Pourtant, la Seine-Saint-Denis aurait un grand potentiel : troisième département de France où est généré le plus de TVA, elle accueillera un tiers des gares Grand Paris Express et se place « dans le top dix des départements créateurs d’emplois et d’activités ».

Dès lors, comment expliquer le désamour des agents du service public pour cet Eldorado ? Stéphane Roussel ne s’étend que peu sur le sujet, peut-être la réponse se trouve-t-elle dans l’insécurité. Le département compte 20,56 cas de violences aux personnes pour mille habitants, soit deux fois plus que la moyenne nationale. Cette proportion se retrouve dans les vols et dégradations (40‰ contre 23,73‰) comme pour les autres crimes et délits (10,46‰ contre 4,61‰). Il n’y a guère que pour la délinquance économique où la Seine-Saint-Denis se situe dans la moyenne française. Elle se retrouve ainsi à la deuxième place dans le classement des départements les moins sûrs de France, après Paris.

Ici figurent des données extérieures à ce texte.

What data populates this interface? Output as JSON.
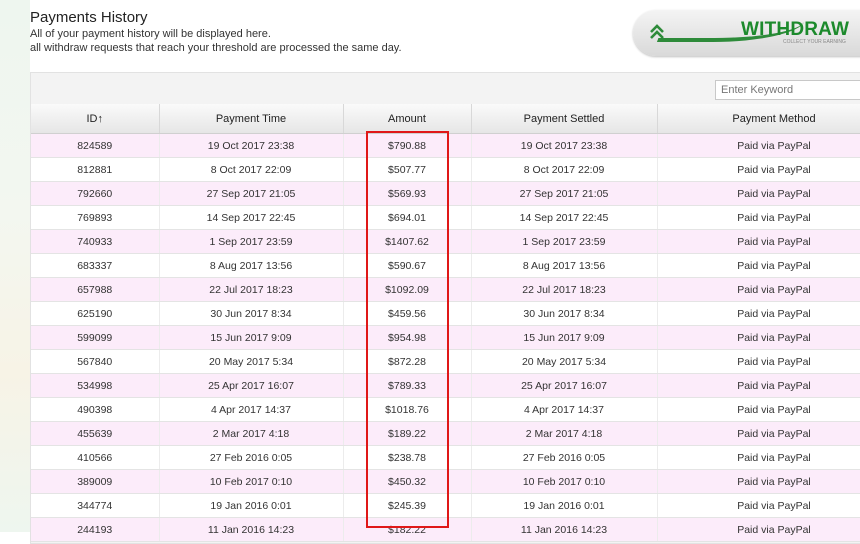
{
  "header": {
    "title": "Payments History",
    "subtitle_line1": "All of your payment history will be displayed here.",
    "subtitle_line2": "all withdraw requests that reach your threshold are processed the same day."
  },
  "withdraw_banner": {
    "label": "WITHDRAW",
    "tagline": "COLLECT YOUR EARNING",
    "icon": "chevron-up-icon",
    "accent": "#1c8a2c"
  },
  "search": {
    "placeholder": "Enter Keyword",
    "value": ""
  },
  "table": {
    "headers": [
      "ID↑",
      "Payment Time",
      "Amount",
      "Payment Settled",
      "Payment Method"
    ],
    "rows": [
      {
        "id": "824589",
        "time": "19 Oct 2017 23:38",
        "amount": "$790.88",
        "settled": "19 Oct 2017 23:38",
        "method": "Paid via PayPal"
      },
      {
        "id": "812881",
        "time": "8 Oct 2017 22:09",
        "amount": "$507.77",
        "settled": "8 Oct 2017 22:09",
        "method": "Paid via PayPal"
      },
      {
        "id": "792660",
        "time": "27 Sep 2017 21:05",
        "amount": "$569.93",
        "settled": "27 Sep 2017 21:05",
        "method": "Paid via PayPal"
      },
      {
        "id": "769893",
        "time": "14 Sep 2017 22:45",
        "amount": "$694.01",
        "settled": "14 Sep 2017 22:45",
        "method": "Paid via PayPal"
      },
      {
        "id": "740933",
        "time": "1 Sep 2017 23:59",
        "amount": "$1407.62",
        "settled": "1 Sep 2017 23:59",
        "method": "Paid via PayPal"
      },
      {
        "id": "683337",
        "time": "8 Aug 2017 13:56",
        "amount": "$590.67",
        "settled": "8 Aug 2017 13:56",
        "method": "Paid via PayPal"
      },
      {
        "id": "657988",
        "time": "22 Jul 2017 18:23",
        "amount": "$1092.09",
        "settled": "22 Jul 2017 18:23",
        "method": "Paid via PayPal"
      },
      {
        "id": "625190",
        "time": "30 Jun 2017 8:34",
        "amount": "$459.56",
        "settled": "30 Jun 2017 8:34",
        "method": "Paid via PayPal"
      },
      {
        "id": "599099",
        "time": "15 Jun 2017 9:09",
        "amount": "$954.98",
        "settled": "15 Jun 2017 9:09",
        "method": "Paid via PayPal"
      },
      {
        "id": "567840",
        "time": "20 May 2017 5:34",
        "amount": "$872.28",
        "settled": "20 May 2017 5:34",
        "method": "Paid via PayPal"
      },
      {
        "id": "534998",
        "time": "25 Apr 2017 16:07",
        "amount": "$789.33",
        "settled": "25 Apr 2017 16:07",
        "method": "Paid via PayPal"
      },
      {
        "id": "490398",
        "time": "4 Apr 2017 14:37",
        "amount": "$1018.76",
        "settled": "4 Apr 2017 14:37",
        "method": "Paid via PayPal"
      },
      {
        "id": "455639",
        "time": "2 Mar 2017 4:18",
        "amount": "$189.22",
        "settled": "2 Mar 2017 4:18",
        "method": "Paid via PayPal"
      },
      {
        "id": "410566",
        "time": "27 Feb 2016 0:05",
        "amount": "$238.78",
        "settled": "27 Feb 2016 0:05",
        "method": "Paid via PayPal"
      },
      {
        "id": "389009",
        "time": "10 Feb 2017 0:10",
        "amount": "$450.32",
        "settled": "10 Feb 2017 0:10",
        "method": "Paid via PayPal"
      },
      {
        "id": "344774",
        "time": "19 Jan 2016 0:01",
        "amount": "$245.39",
        "settled": "19 Jan 2016 0:01",
        "method": "Paid via PayPal"
      },
      {
        "id": "244193",
        "time": "11 Jan 2016 14:23",
        "amount": "$182.22",
        "settled": "11 Jan 2016 14:23",
        "method": "Paid via PayPal"
      }
    ]
  },
  "colors": {
    "row_alt": "#fcecfa",
    "highlight": "#e01818"
  }
}
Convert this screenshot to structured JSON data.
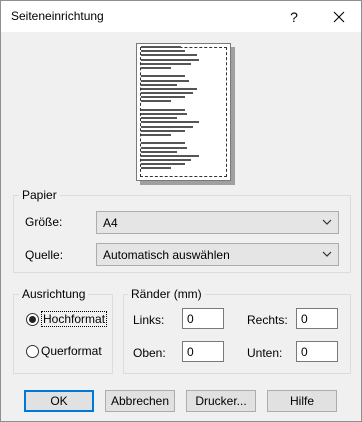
{
  "window": {
    "title": "Seiteneinrichtung",
    "help_glyph": "?",
    "close_glyph": "✕"
  },
  "paper": {
    "group_label": "Papier",
    "size_label": "Größe:",
    "size_value": "A4",
    "source_label": "Quelle:",
    "source_value": "Automatisch auswählen"
  },
  "orientation": {
    "group_label": "Ausrichtung",
    "portrait_label": "Hochformat",
    "landscape_label": "Querformat",
    "selected": "portrait"
  },
  "margins": {
    "group_label": "Ränder (mm)",
    "left_label": "Links:",
    "left_value": "0",
    "right_label": "Rechts:",
    "right_value": "0",
    "top_label": "Oben:",
    "top_value": "0",
    "bottom_label": "Unten:",
    "bottom_value": "0"
  },
  "buttons": {
    "ok": "OK",
    "cancel": "Abbrechen",
    "printer": "Drucker...",
    "help": "Hilfe"
  },
  "colors": {
    "dialog_bg": "#f0f0f0",
    "default_button_border": "#0078d7"
  }
}
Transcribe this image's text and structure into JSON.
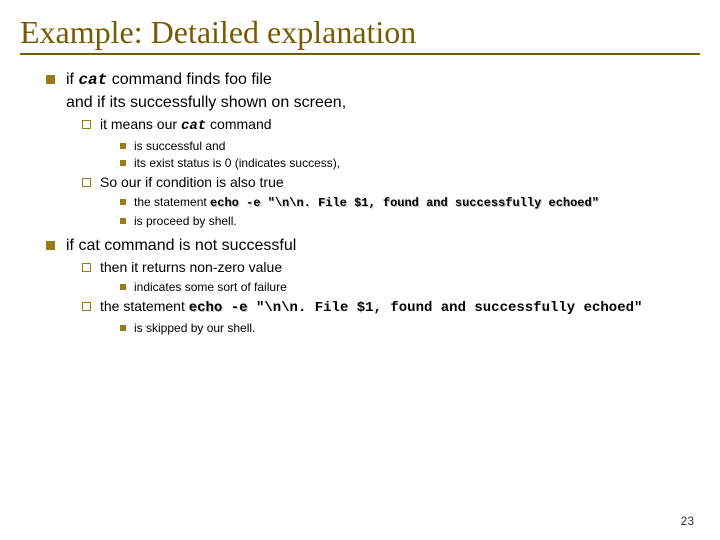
{
  "title": "Example: Detailed explanation",
  "b1": {
    "prefix": "if ",
    "cmd": "cat",
    "rest": " command finds foo file",
    "line2": "and if its successfully shown on screen,"
  },
  "b1s1": {
    "prefix": "it means our ",
    "cmd": "cat",
    "rest": " command"
  },
  "b1s1a": "is successful and",
  "b1s1b": "its exist status is 0 (indicates success),",
  "b1s2": "So our if condition is also true",
  "b1s2a": {
    "prefix": "the statement ",
    "code": "echo -e \"\\n\\n. File $1, found and successfully echoed\""
  },
  "b1s2b": "is proceed by shell.",
  "b2": "if cat command is not successful",
  "b2s1": "then it returns non-zero value",
  "b2s1a": "indicates some sort of failure",
  "b2s2": {
    "prefix": "the statement ",
    "code": "echo -e ",
    "rest": "\"\\n\\n. File $1, found and successfully echoed\""
  },
  "b2s3": "is skipped by our shell.",
  "pagenum": "23"
}
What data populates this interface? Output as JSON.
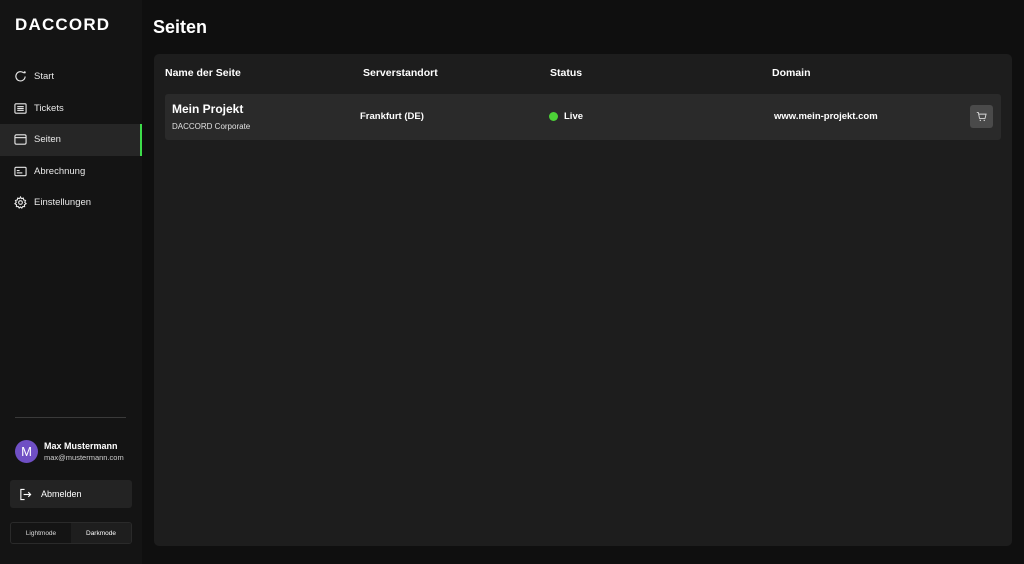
{
  "brand": {
    "logo": "DACCORD"
  },
  "sidebar": {
    "items": [
      {
        "label": "Start",
        "icon": "start-icon"
      },
      {
        "label": "Tickets",
        "icon": "tickets-icon"
      },
      {
        "label": "Seiten",
        "icon": "browser-window-icon",
        "active": true
      },
      {
        "label": "Abrechnung",
        "icon": "billing-icon"
      },
      {
        "label": "Einstellungen",
        "icon": "gear-icon"
      }
    ],
    "accent_color": "#3ddc4a"
  },
  "user": {
    "initial": "M",
    "name": "Max Mustermann",
    "email": "max@mustermann.com",
    "avatar_color": "#6f4fc4"
  },
  "logout": {
    "label": "Abmelden",
    "icon": "logout-icon"
  },
  "mode": {
    "light_label": "Lightmode",
    "dark_label": "Darkmode",
    "selected": "Darkmode"
  },
  "page": {
    "title": "Seiten"
  },
  "table": {
    "columns": [
      "Name der Seite",
      "Serverstandort",
      "Status",
      "Domain"
    ],
    "rows": [
      {
        "name": "Mein Projekt",
        "subtitle": "DACCORD Corporate",
        "location": "Frankfurt (DE)",
        "status": "Live",
        "status_color": "#4cd137",
        "domain": "www.mein-projekt.com",
        "action_icon": "cart-icon"
      }
    ]
  }
}
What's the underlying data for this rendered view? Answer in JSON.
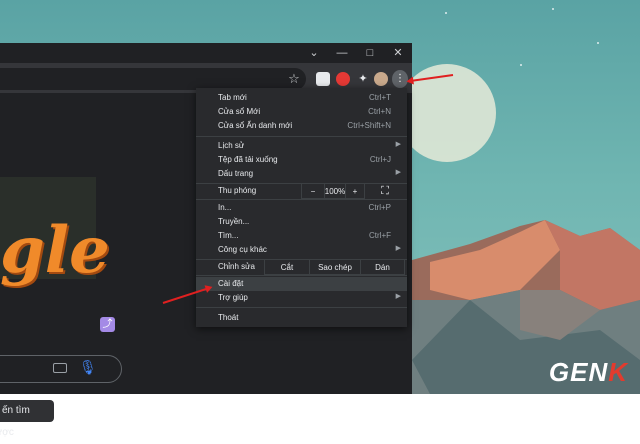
{
  "menu": {
    "new_tab": {
      "label": "Tab mới",
      "shortcut": "Ctrl+T"
    },
    "new_window": {
      "label": "Cửa sổ Mới",
      "shortcut": "Ctrl+N"
    },
    "incognito": {
      "label": "Cửa sổ Ẩn danh mới",
      "shortcut": "Ctrl+Shift+N"
    },
    "history": {
      "label": "Lịch sử"
    },
    "downloads": {
      "label": "Tệp đã tải xuống",
      "shortcut": "Ctrl+J"
    },
    "bookmarks": {
      "label": "Dấu trang"
    },
    "zoom": {
      "label": "Thu phóng",
      "minus": "−",
      "value": "100%",
      "plus": "+"
    },
    "print": {
      "label": "In...",
      "shortcut": "Ctrl+P"
    },
    "cast": {
      "label": "Truyền..."
    },
    "find": {
      "label": "Tìm...",
      "shortcut": "Ctrl+F"
    },
    "more_tools": {
      "label": "Công cụ khác"
    },
    "edit": {
      "label": "Chỉnh sửa",
      "cut": "Cắt",
      "copy": "Sao chép",
      "paste": "Dán"
    },
    "settings": {
      "label": "Cài đặt"
    },
    "help": {
      "label": "Trợ giúp"
    },
    "exit": {
      "label": "Thoát"
    }
  },
  "page": {
    "button_partial": "ến tìm được"
  },
  "watermark": {
    "text_a": "GEN",
    "text_b": "K"
  },
  "colors": {
    "accent_red": "#e02020",
    "menu_bg": "#292a2d",
    "browser_bg": "#202124"
  }
}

Dès lors, comment s’étonner que le personnel soignant et les enseignants cherchent à fuir un territoire où règne l’insécurité ? Le Conseil départemental doit prendre ce sujet à bras-le-corps, ne plus justifier la délinquance et la violence par la pauvreté, mais, au contraire, rendre les individus responsables de leurs actes. Les élus pourraient décider de supprimer les aides sociales dès lors que le vivre-ensemble, si cher à la gauche, n’est plus respecté.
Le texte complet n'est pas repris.